Zomibified grass surrounds them
But there they stand still…
I blink and they are all that’s left
Of yesterday’s snow. It is February
And winter has never come to stay.
Giants 21, Patriots 17
I don’t remember how many football fields I’ve ever seen. I could come up with a decent guess for in-person, but what about over the screen?
They are standardized, the white yard lines (which never, from my seat, look a yard apart, always more like feet) drawn on top of the green.
I’ve stood on a long but narrow lawn, and tried remembering (“How far away were you from the stage? Imagine a football field.”) And although
I know they’re supposed to be a unit, when it comes down to gauging with them in my head, I have to shrug and say “No, I don’t really know.”
But after misused timeouts allow the clock to tick along at what is for football an unusually clockesque pace, the last drive comes at last.
They zoom out.
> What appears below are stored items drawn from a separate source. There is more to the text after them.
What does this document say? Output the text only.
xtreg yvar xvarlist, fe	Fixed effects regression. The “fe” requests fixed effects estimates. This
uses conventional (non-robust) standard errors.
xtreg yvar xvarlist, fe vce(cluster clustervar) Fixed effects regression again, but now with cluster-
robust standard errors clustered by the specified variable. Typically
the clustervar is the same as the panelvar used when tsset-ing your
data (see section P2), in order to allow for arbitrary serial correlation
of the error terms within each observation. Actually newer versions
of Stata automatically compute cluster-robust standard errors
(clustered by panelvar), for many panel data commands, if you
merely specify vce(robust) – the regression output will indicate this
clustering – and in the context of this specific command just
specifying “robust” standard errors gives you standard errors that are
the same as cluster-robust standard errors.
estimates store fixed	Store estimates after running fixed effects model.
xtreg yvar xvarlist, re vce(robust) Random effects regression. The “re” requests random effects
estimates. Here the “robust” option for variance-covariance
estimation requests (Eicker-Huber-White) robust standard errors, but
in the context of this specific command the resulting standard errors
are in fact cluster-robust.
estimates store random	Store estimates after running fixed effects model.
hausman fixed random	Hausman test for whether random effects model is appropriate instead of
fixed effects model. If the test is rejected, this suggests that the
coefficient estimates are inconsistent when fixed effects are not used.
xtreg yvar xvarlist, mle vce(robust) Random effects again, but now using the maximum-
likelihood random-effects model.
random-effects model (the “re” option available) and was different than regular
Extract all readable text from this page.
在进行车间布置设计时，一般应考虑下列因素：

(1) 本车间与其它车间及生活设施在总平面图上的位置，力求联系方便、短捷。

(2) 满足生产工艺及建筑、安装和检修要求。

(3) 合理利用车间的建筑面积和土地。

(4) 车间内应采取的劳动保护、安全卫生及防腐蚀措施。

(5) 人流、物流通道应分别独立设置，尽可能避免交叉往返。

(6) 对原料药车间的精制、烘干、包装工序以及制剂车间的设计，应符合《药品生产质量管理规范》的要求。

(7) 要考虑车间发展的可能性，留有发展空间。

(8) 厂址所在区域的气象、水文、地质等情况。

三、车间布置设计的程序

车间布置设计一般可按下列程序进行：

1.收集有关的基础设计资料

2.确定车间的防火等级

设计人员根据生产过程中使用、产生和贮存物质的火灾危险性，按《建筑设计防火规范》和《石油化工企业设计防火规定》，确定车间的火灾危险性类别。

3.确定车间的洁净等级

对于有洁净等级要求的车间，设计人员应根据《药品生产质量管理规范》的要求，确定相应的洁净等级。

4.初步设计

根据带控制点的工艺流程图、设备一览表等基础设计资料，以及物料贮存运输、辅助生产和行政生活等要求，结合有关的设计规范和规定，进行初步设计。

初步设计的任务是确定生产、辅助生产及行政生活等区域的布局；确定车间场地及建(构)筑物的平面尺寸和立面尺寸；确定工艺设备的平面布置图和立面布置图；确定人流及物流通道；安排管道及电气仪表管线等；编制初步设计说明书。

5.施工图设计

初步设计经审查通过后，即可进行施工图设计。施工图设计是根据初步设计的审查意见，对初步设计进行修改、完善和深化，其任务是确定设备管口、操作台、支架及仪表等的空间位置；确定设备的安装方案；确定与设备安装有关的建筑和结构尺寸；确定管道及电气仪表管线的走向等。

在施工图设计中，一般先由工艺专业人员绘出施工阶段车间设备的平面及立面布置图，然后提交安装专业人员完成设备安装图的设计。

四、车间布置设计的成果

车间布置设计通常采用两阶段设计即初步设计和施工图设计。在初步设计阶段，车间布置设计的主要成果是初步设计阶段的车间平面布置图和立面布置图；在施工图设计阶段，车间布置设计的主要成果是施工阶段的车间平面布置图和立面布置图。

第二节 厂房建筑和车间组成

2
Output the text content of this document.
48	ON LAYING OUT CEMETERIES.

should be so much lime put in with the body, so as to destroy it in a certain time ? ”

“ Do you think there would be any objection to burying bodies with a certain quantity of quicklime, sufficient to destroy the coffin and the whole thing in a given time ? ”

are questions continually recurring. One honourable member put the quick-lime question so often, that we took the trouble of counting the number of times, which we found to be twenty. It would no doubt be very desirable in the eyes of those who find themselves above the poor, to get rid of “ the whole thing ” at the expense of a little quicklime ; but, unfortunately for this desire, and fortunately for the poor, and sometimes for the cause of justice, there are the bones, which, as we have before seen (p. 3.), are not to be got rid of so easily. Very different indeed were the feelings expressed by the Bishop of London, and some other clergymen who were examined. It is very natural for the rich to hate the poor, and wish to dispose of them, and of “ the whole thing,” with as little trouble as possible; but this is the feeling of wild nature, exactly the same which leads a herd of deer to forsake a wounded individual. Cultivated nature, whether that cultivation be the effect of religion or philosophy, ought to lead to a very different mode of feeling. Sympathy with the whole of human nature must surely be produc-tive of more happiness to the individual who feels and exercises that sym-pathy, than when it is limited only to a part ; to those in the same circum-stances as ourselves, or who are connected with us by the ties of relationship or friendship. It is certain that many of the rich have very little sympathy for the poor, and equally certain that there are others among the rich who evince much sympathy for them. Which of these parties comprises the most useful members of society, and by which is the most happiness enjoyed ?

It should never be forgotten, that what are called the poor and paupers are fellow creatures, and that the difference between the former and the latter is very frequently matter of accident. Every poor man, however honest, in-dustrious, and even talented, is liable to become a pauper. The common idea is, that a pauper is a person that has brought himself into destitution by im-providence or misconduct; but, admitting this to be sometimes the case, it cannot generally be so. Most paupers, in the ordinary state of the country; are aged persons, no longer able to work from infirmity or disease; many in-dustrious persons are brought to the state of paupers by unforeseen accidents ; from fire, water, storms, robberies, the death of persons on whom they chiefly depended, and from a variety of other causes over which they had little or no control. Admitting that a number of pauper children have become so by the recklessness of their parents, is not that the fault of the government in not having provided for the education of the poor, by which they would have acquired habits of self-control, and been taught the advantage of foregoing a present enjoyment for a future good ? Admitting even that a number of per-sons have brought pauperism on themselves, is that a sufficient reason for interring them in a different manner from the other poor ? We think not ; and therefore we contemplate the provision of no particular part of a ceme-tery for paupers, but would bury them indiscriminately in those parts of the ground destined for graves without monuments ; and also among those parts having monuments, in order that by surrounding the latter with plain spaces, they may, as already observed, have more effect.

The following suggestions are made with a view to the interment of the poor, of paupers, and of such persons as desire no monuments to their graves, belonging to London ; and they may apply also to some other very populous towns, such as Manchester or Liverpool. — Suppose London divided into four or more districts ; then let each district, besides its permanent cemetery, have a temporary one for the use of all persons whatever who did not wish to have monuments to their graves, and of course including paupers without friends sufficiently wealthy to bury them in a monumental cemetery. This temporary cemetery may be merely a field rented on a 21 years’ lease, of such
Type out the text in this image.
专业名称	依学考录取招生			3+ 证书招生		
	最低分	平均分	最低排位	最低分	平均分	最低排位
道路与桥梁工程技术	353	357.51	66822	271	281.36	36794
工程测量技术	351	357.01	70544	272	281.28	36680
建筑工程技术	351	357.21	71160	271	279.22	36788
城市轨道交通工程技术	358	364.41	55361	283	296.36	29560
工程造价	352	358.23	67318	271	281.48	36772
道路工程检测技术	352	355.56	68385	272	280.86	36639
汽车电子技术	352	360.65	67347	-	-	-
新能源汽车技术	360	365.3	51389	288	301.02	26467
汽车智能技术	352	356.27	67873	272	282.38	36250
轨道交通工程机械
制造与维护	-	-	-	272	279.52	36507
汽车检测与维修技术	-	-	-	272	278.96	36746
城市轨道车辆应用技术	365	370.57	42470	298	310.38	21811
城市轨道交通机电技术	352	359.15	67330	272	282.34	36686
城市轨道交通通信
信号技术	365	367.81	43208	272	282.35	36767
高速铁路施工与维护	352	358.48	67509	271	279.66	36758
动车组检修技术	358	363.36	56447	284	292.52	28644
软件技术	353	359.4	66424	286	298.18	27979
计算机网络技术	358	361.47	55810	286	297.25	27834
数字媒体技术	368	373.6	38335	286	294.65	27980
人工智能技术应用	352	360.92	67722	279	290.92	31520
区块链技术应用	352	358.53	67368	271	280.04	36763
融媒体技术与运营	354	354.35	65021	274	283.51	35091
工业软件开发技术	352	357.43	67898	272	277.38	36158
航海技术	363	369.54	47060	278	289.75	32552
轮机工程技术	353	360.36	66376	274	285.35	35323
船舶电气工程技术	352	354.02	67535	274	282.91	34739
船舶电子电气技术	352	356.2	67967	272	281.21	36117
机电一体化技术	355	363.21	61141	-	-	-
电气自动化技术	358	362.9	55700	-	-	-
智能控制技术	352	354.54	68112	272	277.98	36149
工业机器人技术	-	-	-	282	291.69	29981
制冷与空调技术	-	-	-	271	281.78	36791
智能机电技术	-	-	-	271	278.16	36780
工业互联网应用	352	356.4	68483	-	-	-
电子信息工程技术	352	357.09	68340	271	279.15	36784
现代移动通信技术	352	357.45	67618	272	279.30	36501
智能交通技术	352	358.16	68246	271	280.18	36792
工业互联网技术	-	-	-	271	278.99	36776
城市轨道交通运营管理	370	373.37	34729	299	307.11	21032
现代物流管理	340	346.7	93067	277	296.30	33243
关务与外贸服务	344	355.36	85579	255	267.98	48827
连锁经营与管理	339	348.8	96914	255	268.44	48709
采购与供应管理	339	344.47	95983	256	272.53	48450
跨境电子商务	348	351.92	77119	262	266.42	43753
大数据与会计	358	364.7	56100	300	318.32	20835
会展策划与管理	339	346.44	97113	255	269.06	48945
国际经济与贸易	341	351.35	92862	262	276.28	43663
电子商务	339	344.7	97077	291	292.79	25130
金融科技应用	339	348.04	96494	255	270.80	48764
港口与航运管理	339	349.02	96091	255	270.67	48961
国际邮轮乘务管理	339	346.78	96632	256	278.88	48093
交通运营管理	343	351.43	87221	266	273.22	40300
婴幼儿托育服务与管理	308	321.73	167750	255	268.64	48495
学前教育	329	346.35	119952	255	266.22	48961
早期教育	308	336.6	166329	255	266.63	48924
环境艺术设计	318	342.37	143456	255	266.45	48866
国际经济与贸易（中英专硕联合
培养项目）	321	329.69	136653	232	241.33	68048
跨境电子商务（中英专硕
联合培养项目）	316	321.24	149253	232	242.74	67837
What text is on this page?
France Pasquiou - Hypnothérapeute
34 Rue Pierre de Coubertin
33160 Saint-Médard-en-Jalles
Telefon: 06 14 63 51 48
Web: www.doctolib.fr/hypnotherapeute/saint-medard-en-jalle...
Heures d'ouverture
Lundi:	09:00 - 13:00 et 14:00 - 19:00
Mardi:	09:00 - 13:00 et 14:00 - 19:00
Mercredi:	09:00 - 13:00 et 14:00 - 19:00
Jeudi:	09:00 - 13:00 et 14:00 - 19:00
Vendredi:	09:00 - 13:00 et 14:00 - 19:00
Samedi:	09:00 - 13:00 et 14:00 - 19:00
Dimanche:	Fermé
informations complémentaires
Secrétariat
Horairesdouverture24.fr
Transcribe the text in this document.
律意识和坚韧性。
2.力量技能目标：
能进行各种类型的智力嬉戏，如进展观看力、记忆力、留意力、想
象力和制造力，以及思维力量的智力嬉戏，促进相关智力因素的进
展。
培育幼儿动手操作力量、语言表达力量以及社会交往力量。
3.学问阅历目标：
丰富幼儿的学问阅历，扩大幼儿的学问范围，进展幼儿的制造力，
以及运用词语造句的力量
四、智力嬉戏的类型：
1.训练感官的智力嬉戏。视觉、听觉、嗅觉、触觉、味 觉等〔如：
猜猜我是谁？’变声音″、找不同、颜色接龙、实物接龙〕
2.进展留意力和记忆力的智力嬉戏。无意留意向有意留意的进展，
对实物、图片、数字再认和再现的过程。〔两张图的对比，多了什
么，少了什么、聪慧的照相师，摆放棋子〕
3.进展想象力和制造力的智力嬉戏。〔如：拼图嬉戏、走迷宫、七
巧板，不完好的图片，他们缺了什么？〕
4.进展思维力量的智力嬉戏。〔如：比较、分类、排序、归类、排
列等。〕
And though I don’t care who wins, the distance from the fifty-yard line or somewhere to the endzone has never looked so vast.
Dying fish
Shall I compare you to a dying fish
That flops amid wet glass and gasps in air?
On reflection, that would not be my wish.
I think that the comparison’s unfair.
For fish are fit when water wraps their gills
But water blurs you till you’re beyond use.
For you it is not open air that kills
But in a puddle, you lie soaked and loose.
Destruction for the hope of gain, I guess
Can once in a while be justified.
But at observing you, I must confess
The shards and puddle leave me stupefied.
Why would have someone broken glass for thee,
Oh newspaper that was already free?
Based on certain of yesterday’s events, although coincidentally not the Iowa caucus
I met a traveler from an ancient time.
Translation was tricky, far from her home
But we bonded over meter and rhyme
As she recited some forgotten poem.
She paged through an anthology I found.
We spoke of lines, and where a line should break.
We spoke of how a poem should look or sound;
What was a good start, what was a mistake.
She knew some odes to gems; pearl or obsidian,
That glittered, or had glittered in the past.
She read about ongoings more quotidian
From my peers. Well, her era couldn’t last.
“Did you–” I tried to say, “know more of truth?”
She left. I hid within a voting booth.
Iceberg
Shall I compare you to an icy floe
That floats atop a vast, enormous sea?
Upon reflection, the answer is “no”;
There are no penguins here, nor could there be.
They say eight-ninths of icebergs escape
Our eyes. We but glimpse one great piece of ice.
But below you’s another hue and shape.
I learned your different names. Do they suffice?
We sort by what is useful. What brings hail
Or gentle rain to nourish growing crops?
But I can’t help but wonder if words fail
To classify the hidden forms of tops.
Would wordsmiths have devised the same divides
If they could have looked at clouds from both sides?